The Space Quest II Master Disk Blunder

Story and discovery

  • The Space Quest II master disk contained large portions of Sierra’s AGI interpreter source in “deleted” space; nobody publicly noticed until 2016.
  • Commenters find it remarkable that such an error went undetected for decades, and note how emulators and the internet enabled this kind of software archaeology.

How source ended up on disks

  • Commercial duplicators usually copied disks sector- or even flux-level, not via the filesystem.
  • If a “master” was made by quick-formatting or deleting files on a reused floppy, stale data in unreferenced sectors would still be replicated to every copy.
  • This explains how uncompiled source, object files, and even directory entries can persist invisibly.

Prevalence of accidental source/code leaks

  • Similar incidents are cited: Double Dragon II for DOS, Air Fortress on Famicom, many games catalogued with stray source/uncompiled code, debug symbols, or build artifacts.
  • ROMs sometimes include leftover file tables, tool strings, or browser history; cartridge/ROM size quantization meant spare space was often casually filled.
  • It also happened multiple times at Sierra (e.g., a King’s Quest III disk with additional AGI code).

Impact, risk, and legal/commercial significance

  • Several commenters argue AGI wasn’t technically unique enough that competitors needed to steal it; the creative content mattered more.
  • Using leaked code commercially would be a legal liability, so competitors were unlikely to benefit directly.
  • Some think companies generally overestimate the strategic value of mature codebases, though having code can help understand tricky hardware or APIs.

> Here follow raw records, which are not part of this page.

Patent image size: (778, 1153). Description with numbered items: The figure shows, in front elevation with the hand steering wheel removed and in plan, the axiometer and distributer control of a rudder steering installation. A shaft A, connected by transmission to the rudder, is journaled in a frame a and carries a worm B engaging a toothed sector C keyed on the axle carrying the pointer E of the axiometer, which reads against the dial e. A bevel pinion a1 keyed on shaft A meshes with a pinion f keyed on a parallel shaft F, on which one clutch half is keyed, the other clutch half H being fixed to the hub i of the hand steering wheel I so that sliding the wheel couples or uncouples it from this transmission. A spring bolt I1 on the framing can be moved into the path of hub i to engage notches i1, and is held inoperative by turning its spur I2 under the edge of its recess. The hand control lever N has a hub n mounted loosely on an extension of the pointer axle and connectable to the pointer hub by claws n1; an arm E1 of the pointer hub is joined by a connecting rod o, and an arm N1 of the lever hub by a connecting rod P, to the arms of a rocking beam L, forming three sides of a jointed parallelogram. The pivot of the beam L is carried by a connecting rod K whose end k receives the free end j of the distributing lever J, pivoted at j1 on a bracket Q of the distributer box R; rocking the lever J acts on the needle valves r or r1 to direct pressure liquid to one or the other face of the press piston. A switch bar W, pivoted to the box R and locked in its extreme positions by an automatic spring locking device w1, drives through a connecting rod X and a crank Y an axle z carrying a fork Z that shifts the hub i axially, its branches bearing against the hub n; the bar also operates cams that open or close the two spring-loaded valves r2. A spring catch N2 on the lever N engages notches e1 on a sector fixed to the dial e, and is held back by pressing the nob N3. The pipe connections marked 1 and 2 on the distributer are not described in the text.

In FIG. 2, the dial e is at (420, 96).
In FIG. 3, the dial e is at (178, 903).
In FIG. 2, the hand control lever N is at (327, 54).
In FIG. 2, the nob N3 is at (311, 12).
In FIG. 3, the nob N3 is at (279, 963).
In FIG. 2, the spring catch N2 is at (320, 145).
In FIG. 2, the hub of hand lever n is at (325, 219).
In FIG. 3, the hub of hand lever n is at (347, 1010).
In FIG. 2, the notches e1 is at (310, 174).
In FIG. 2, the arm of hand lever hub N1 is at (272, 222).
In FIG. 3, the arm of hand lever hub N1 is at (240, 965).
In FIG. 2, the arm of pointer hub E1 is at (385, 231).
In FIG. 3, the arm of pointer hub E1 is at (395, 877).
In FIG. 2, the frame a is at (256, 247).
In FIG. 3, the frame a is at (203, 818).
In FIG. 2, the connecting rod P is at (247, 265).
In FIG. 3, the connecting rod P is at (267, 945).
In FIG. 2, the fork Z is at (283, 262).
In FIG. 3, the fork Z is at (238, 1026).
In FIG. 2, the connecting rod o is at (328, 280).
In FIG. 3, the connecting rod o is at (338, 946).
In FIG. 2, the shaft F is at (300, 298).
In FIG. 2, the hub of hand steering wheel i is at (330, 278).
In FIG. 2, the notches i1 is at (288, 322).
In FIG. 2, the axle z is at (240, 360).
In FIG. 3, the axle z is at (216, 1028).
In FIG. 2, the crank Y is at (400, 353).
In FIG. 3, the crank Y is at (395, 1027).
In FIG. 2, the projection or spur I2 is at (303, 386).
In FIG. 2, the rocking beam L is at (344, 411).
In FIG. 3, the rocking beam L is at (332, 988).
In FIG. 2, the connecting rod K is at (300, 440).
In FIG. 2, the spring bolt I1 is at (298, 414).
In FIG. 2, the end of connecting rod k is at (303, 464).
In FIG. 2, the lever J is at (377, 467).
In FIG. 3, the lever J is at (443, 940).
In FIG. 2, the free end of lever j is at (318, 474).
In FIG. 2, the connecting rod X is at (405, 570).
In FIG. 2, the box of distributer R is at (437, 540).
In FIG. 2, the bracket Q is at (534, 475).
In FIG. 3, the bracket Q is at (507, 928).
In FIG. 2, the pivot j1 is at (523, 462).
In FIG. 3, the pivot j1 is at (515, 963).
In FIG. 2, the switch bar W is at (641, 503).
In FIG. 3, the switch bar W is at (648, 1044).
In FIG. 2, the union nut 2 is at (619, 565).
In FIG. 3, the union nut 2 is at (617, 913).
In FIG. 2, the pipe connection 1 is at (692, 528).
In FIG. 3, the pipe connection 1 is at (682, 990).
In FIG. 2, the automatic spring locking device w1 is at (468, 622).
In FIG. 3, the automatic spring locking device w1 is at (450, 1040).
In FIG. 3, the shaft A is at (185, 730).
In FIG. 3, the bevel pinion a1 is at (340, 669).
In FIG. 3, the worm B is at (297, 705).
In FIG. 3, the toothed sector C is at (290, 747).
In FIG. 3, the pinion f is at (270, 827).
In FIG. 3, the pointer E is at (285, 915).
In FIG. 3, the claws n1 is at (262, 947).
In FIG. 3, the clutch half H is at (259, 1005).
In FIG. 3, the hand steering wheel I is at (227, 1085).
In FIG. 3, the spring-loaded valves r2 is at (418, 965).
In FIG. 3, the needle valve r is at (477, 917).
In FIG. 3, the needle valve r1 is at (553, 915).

Preservation, tools, and reverse engineering

  • The accident is seen as a boon for preservation, especially given how often 1980s source is lost.
  • Sector/flux-level imaging (e.g., modern flux readers/writers) is recommended for archival; historical hardware and copy-protection schemes are discussed in detail.
  • Reverse engineers describe using such leftovers (symbols, ROM fragments) as valuable clues for reconstructing systems and writing new interpreters.

Nostalgia and cultural impact

  • Many share deep emotional ties to Sierra adventures (Space Quest, King’s Quest, Police Quest, etc.), often tied to childhood language learning and typing practice.
  • There’s debate over game design (Sierra’s deaths/unwinnable states vs. later LucasArts styles) and how those early experiences still shape players.

Modern parallels and build hygiene

  • Commenters draw analogies to bloated Docker images, CI/CD pipelines that accidentally ship secrets or source, APKs containing .git directories, and even medical devices leaking code.
  • Consensus: automation reduces some errors but makes other “ship the wrong bits” mistakes easier to overlook.